Son attachement à Fass

Malgré « son recul » à l’époque, car n’étant « plus question pour lui de chanter pour le bon plaisir d’un promoteur », le griot a marqué de sa présence le jubilé de Tapha Guèye. « Je crois en mes capacités et à mes compétences. La lutte est en train de dévier à cause des play-back, « Taasu » et « Taatu-Laobé ». Ces choses banales sont en train de dénaturer ce sport. Il m’arrivait souvent d’accompagner Mbaye Guèye et si je voyais qu’il n’a aucune chance de gagner le combat, je créais une histoire ou je provoquais le corps arbitral pour que le combat se termine en queue-de-poisson. A l’époque, il y avait le colonel Mbaye Guèye du Gmi et l’on me libérait dès l’arrivée au Camp Mangin ou même bien avant », narrait-il.

« J’ai vécu en prison avec Abdoulaye Wade »

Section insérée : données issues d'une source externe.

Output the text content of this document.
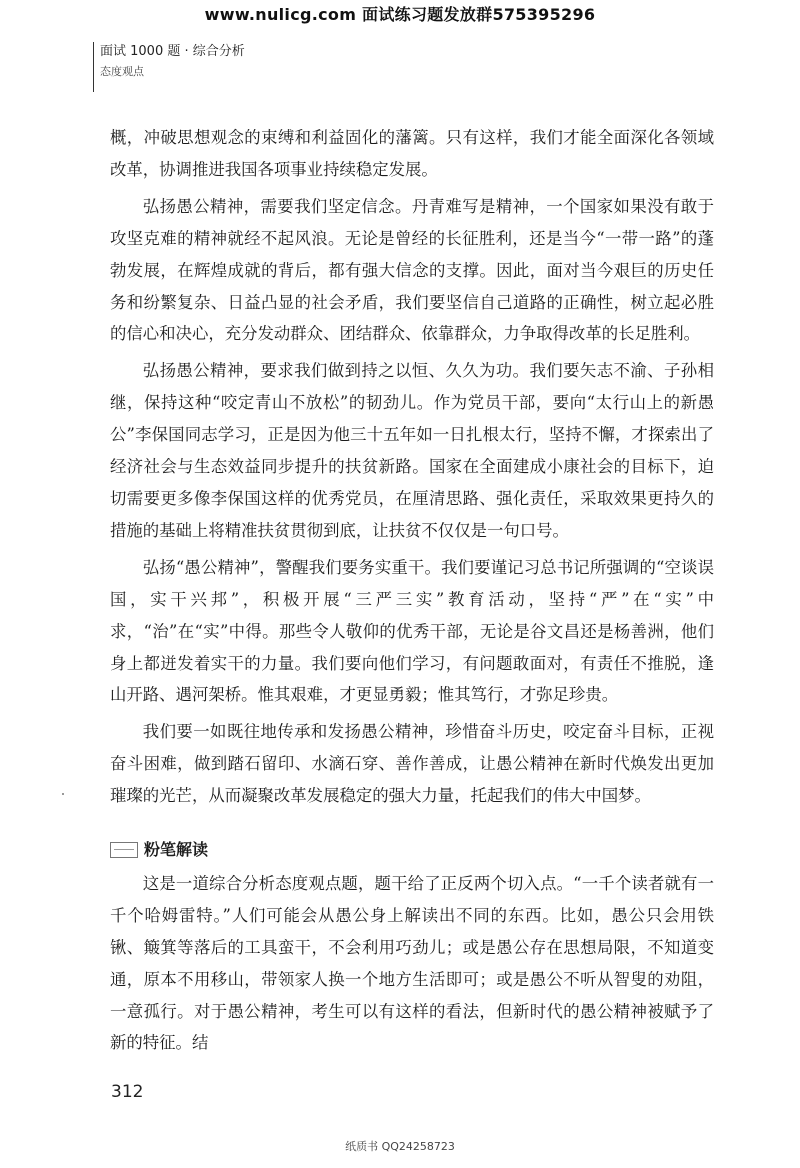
www.nulicg.com 面试练习题发放群575395296
面试 1000 题 · 综合分析
态度观点

概，冲破思想观念的束缚和利益固化的藩篱。只有这样，我们才能全面深化各领域改革，协调推进我国各项事业持续稳定发展。

弘扬愚公精神，需要我们坚定信念。丹青难写是精神，一个国家如果没有敢于攻坚克难的精神就经不起风浪。无论是曾经的长征胜利，还是当今“一带一路”的蓬勃发展，在辉煌成就的背后，都有强大信念的支撑。因此，面对当今艰巨的历史任务和纷繁复杂、日益凸显的社会矛盾，我们要坚信自己道路的正确性，树立起必胜的信心和决心，充分发动群众、团结群众、依靠群众，力争取得改革的长足胜利。

弘扬愚公精神，要求我们做到持之以恒、久久为功。我们要矢志不渝、子孙相继，保持这种“咬定青山不放松”的韧劲儿。作为党员干部，要向“太行山上的新愚公”李保国同志学习，正是因为他三十五年如一日扎根太行，坚持不懈，才探索出了经济社会与生态效益同步提升的扶贫新路。国家在全面建成小康社会的目标下，迫切需要更多像李保国这样的优秀党员，在厘清思路、强化责任，采取效果更持久的措施的基础上将精准扶贫贯彻到底，让扶贫不仅仅是一句口号。

弘扬“愚公精神”，警醒我们要务实重干。我们要谨记习总书记所强调的“空谈误国，实干兴邦”，积极开展“三严三实”教育活动，坚持“严”在“实”中求，“治”在“实”中得。那些令人敬仰的优秀干部，无论是谷文昌还是杨善洲，他们身上都迸发着实干的力量。我们要向他们学习，有问题敢面对，有责任不推脱，逢山开路、遇河架桥。惟其艰难，才更显勇毅；惟其笃行，才弥足珍贵。

我们要一如既往地传承和发扬愚公精神，珍惜奋斗历史，咬定奋斗目标，正视奋斗困难，做到踏石留印、水滴石穿、善作善成，让愚公精神在新时代焕发出更加璀璨的光芒，从而凝聚改革发展稳定的强大力量，托起我们的伟大中国梦。

粉笔解读

这是一道综合分析态度观点题，题干给了正反两个切入点。“一千个读者就有一千个哈姆雷特。”人们可能会从愚公身上解读出不同的东西。比如，愚公只会用铁锹、簸箕等落后的工具蛮干，不会利用巧劲儿；或是愚公存在思想局限，不知道变通，原本不用移山，带领家人换一个地方生活即可；或是愚公不听从智叟的劝阻，一意孤行。对于愚公精神，考生可以有这样的看法，但新时代的愚公精神被赋予了新的特征。结

312
纸质书 QQ24258723
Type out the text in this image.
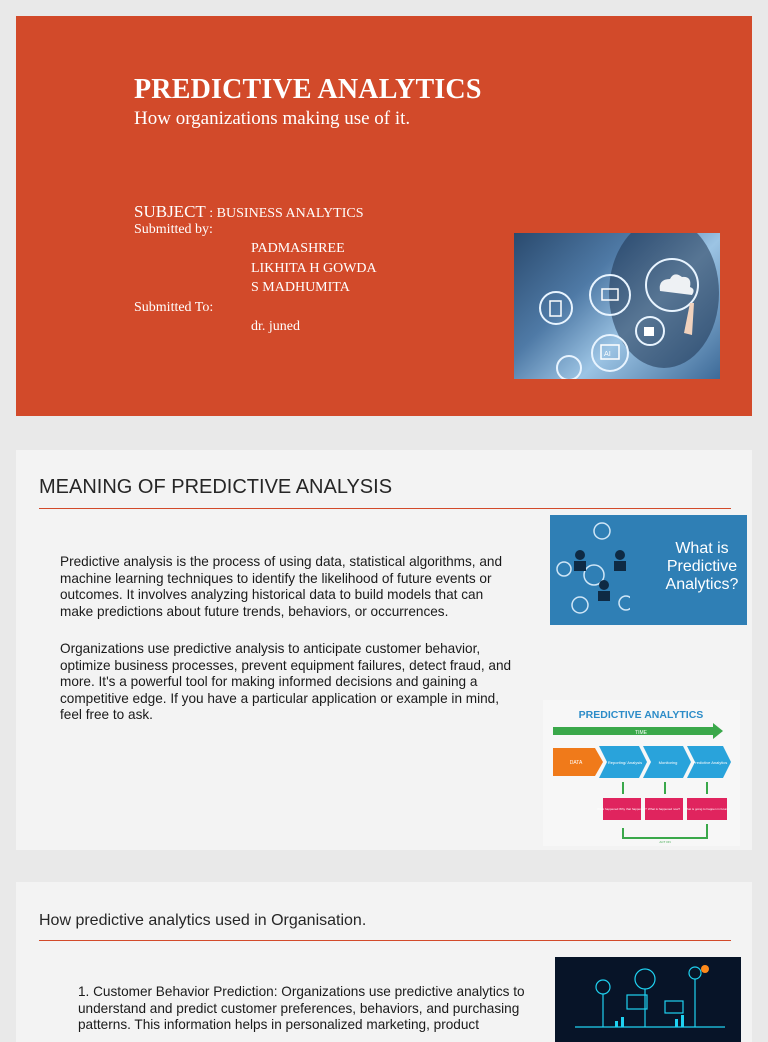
PREDICTIVE ANALYTICS
How organizations making use of it.
SUBJECT : BUSINESS ANALYTICS
Submitted by:
PADMASHREE
LIKHITA H GOWDA
S MADHUMITA
Submitted To:
dr. juned
AI
MEANING OF PREDICTIVE ANALYSIS
Predictive analysis is the process of using data, statistical algorithms, and machine learning techniques to identify the likelihood of future events or outcomes. It involves analyzing historical data to build models that can make predictions about future trends, behaviors, or occurrences.
Organizations use predictive analysis to anticipate customer behavior, optimize business processes, prevent equipment failures, detect fraud, and more. It's a powerful tool for making informed decisions and gaining a competitive edge. If you have a particular application or example in mind, feel free to ask.
What is
Predictive
Analytics?
PREDICTIVE ANALYTICS
TIME
DATA	Reporting/ Analysis	Monitoring	Predictive Analytics
What happened Why that happened? What is happened now? What is going to happen in future?
ACT ON
How predictive analytics used in Organisation.
1. Customer Behavior Prediction: Organizations use predictive analytics to understand and predict customer preferences, behaviors, and purchasing patterns. This information helps in personalized marketing, product
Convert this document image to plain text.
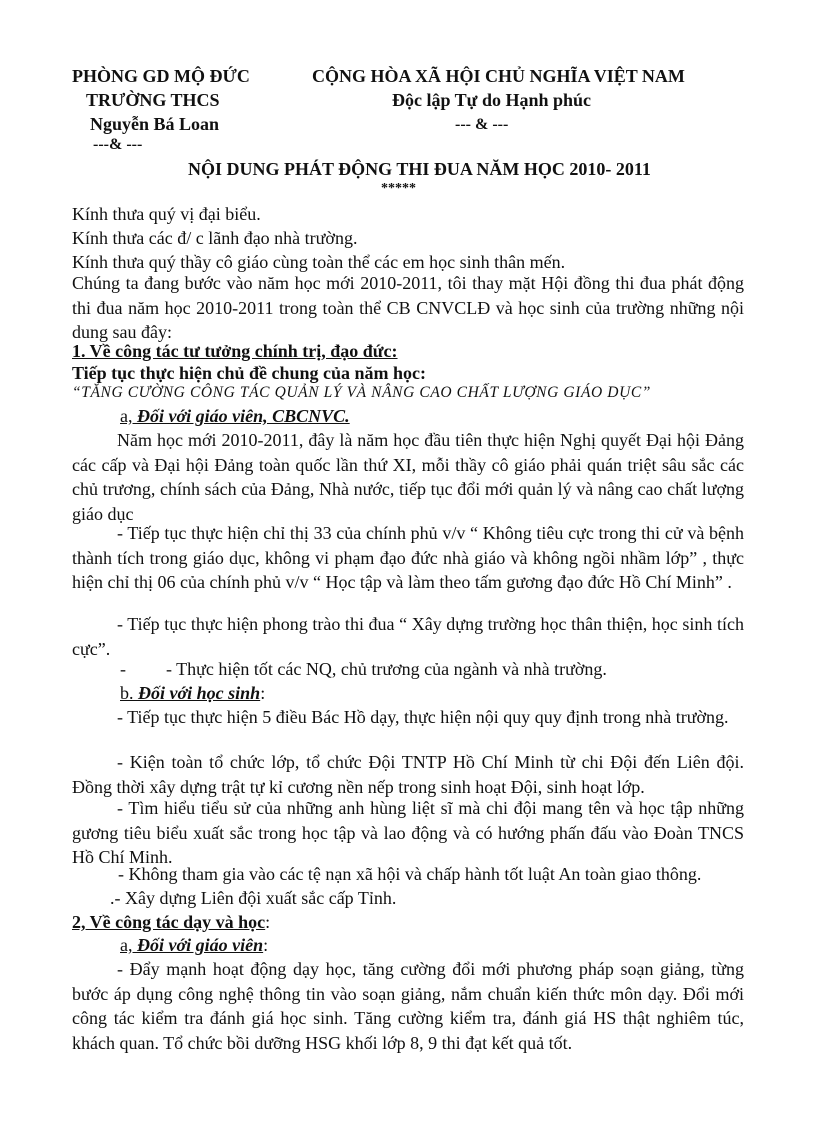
PHÒNG GD MỘ ĐỨC
TRƯỜNG THCS
Nguyễn Bá Loan
---& ---
CỘNG HÒA XÃ HỘI CHỦ NGHĨA VIỆT NAM
Độc lập Tự do Hạnh phúc
--- & ---
NỘI DUNG PHÁT ĐỘNG THI ĐUA NĂM HỌC 2010- 2011
*****
Kính thưa quý vị đại biểu.
Kính thưa các đ/ c lãnh đạo nhà trường.
Kính thưa quý thầy cô giáo cùng toàn thể các em học sinh thân mến.
Chúng ta đang bước vào năm học mới 2010-2011, tôi thay mặt Hội đồng thi đua phát động thi đua năm học 2010-2011 trong toàn thể CB CNVCLĐ và học sinh của trường những nội dung sau đây:
1. Về công tác tư tưởng chính trị, đạo đức:
Tiếp tục thực hiện chủ đề chung của năm học:
“TĂNG CƯỜNG CÔNG TÁC QUẢN LÝ VÀ NÂNG CAO CHẤT LƯỢNG GIÁO DỤC”
a, Đối với giáo viên, CBCNVC.
Năm học mới 2010-2011, đây là năm học đầu tiên thực hiện Nghị quyết Đại hội Đảng các cấp và Đại hội Đảng toàn quốc lần thứ XI, mỗi thầy cô giáo phải quán triệt sâu sắc các chủ trương, chính sách của Đảng, Nhà nước, tiếp tục đổi mới quản lý và nâng cao chất lượng giáo dục
- Tiếp tục thực hiện chỉ thị 33 của chính phủ v/v “ Không tiêu cực trong thi cử và bệnh thành tích trong giáo dục, không vi phạm đạo đức nhà giáo và không ngồi nhầm lớp” , thực hiện chỉ thị 06 của chính phủ v/v “ Học tập và làm theo tấm gương đạo đức Hồ Chí Minh” .
- Tiếp tục thực hiện phong trào thi đua “ Xây dựng trường học thân thiện, học sinh tích cực”.
- - Thực hiện tốt các NQ, chủ trương của ngành và nhà trường.
b. Đối với học sinh:
- Tiếp tục thực hiện 5 điều Bác Hồ dạy, thực hiện nội quy quy định trong nhà trường.
- Kiện toàn tổ chức lớp, tổ chức Đội TNTP Hồ Chí Minh từ chi Đội đến Liên đội. Đồng thời xây dựng trật tự kỉ cương nền nếp trong sinh hoạt Đội, sinh hoạt lớp.
- Tìm hiểu tiểu sử của những anh hùng liệt sĩ mà chi đội mang tên và học tập những gương tiêu biểu xuất sắc trong học tập và lao động và có hướng phấn đấu vào Đoàn TNCS Hồ Chí Minh.
- Không tham gia vào các tệ nạn xã hội và chấp hành tốt luật An toàn giao thông.
.- Xây dựng Liên đội xuất sắc cấp Tỉnh.
2, Về công tác dạy và học:
a, Đối với giáo viên:
- Đẩy mạnh hoạt động dạy học, tăng cường đổi mới phương pháp soạn giảng, từng bước áp dụng công nghệ thông tin vào soạn giảng, nắm chuẩn kiến thức môn dạy. Đổi mới công tác kiểm tra đánh giá học sinh. Tăng cường kiểm tra, đánh giá HS thật nghiêm túc, khách quan. Tổ chức bồi dưỡng HSG khối lớp 8, 9 thi đạt kết quả tốt.
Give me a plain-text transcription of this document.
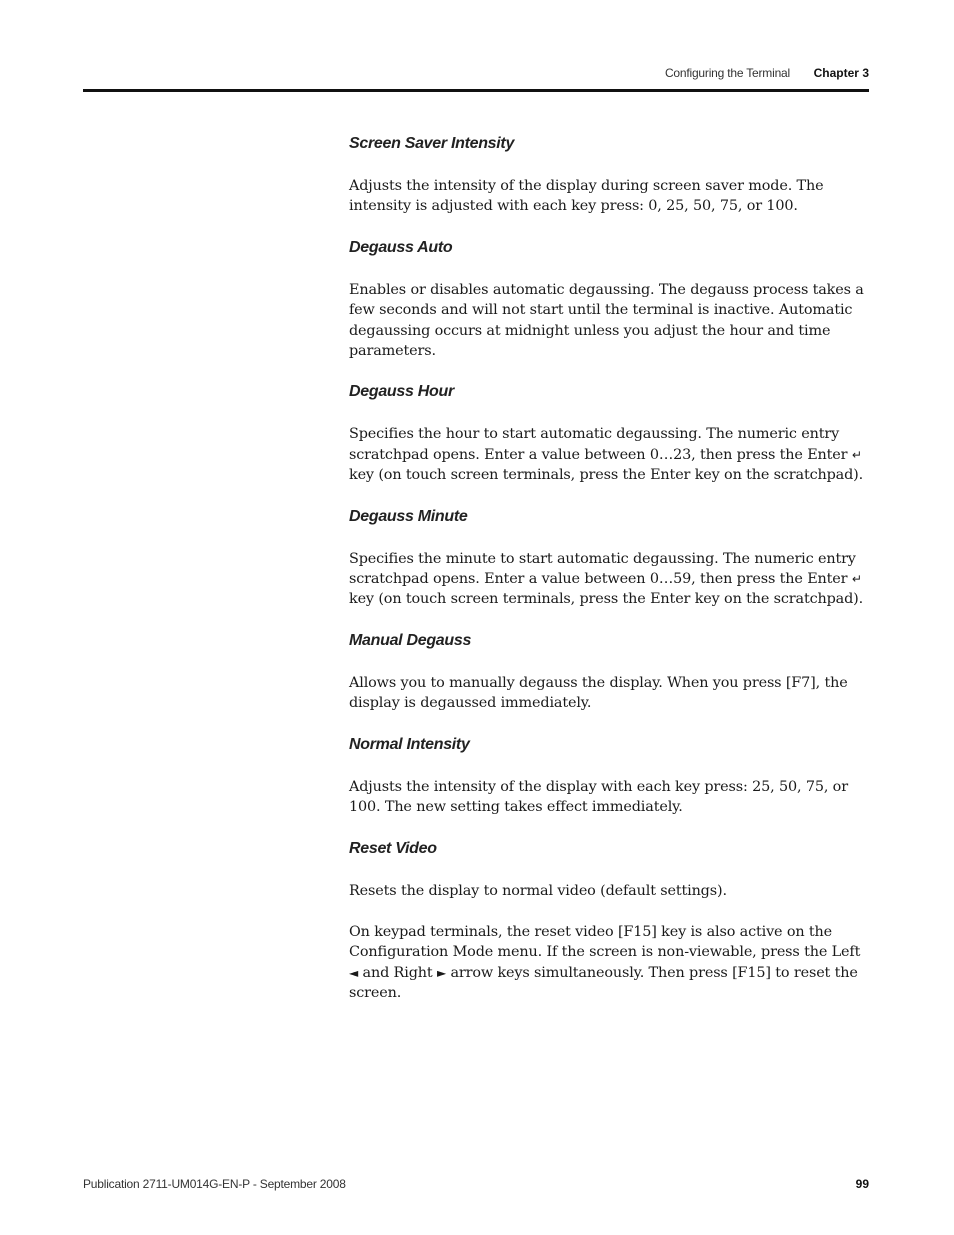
Configuring the Terminal Chapter 3
Screen Saver Intensity

Adjusts the intensity of the display during screen saver mode. The intensity is adjusted with each key press: 0, 25, 50, 75, or 100.

Degauss Auto

Enables or disables automatic degaussing. The degauss process takes a few seconds and will not start until the terminal is inactive. Automatic degaussing occurs at midnight unless you adjust the hour and time parameters.

Degauss Hour

Specifies the hour to start automatic degaussing. The numeric entry scratchpad opens. Enter a value between 0…23, then press the Enter ↵ key (on touch screen terminals, press the Enter key on the scratchpad).

Degauss Minute

Specifies the minute to start automatic degaussing. The numeric entry scratchpad opens. Enter a value between 0…59, then press the Enter ↵ key (on touch screen terminals, press the Enter key on the scratchpad).

Manual Degauss

Allows you to manually degauss the display. When you press [F7], the display is degaussed immediately.

Normal Intensity

Adjusts the intensity of the display with each key press: 25, 50, 75, or 100. The new setting takes effect immediately.

Reset Video

Resets the display to normal video (default settings).

On keypad terminals, the reset video [F15] key is also active on the Configuration Mode menu. If the screen is non-viewable, press the Left ◄ and Right ► arrow keys simultaneously. Then press [F15] to reset the screen.

Publication 2711-UM014G-EN-P - September 2008	99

« Wade est mon père. Nous avons été ensemble en prison et il s’est battu pour être élu démocratiquement et c’est mon père, je lui dois beaucoup de respect. Samuel Sarr, c’est un ami. Mais je veux aussi féliciter Idrissa Seck qui a fait de Thiès une vitrine. Et si tous avaient pensé bâtir chacun sa région, le pays se serait développé le plus rapidement possible. Les nouveaux responsables ne pensent qu’à détourner l’argent public pour construire des maisons aux Almadies ou à Nord Ford. Ces gens doivent être audités et il est du devoir de la justice de savoir la provenance de leur richesse rapide. »
« J’ai 65 ans et j’ai 45 gosses », selon une de ses dernières révélations
Depuis hier, les témoignages sont unanimes sur le fait que l’homme a tout donné à la lutte. Des amateurs saluent son sens du partage. Car disent-ils le défunt a facilité l’éclosion de nouveaux talents dans l’enceinte de l’arène.
Sa veuve, Sokhna Adji Sow, peine à sécher ses larmes. Son époux repose désormais au cimetière musulman de Yoff.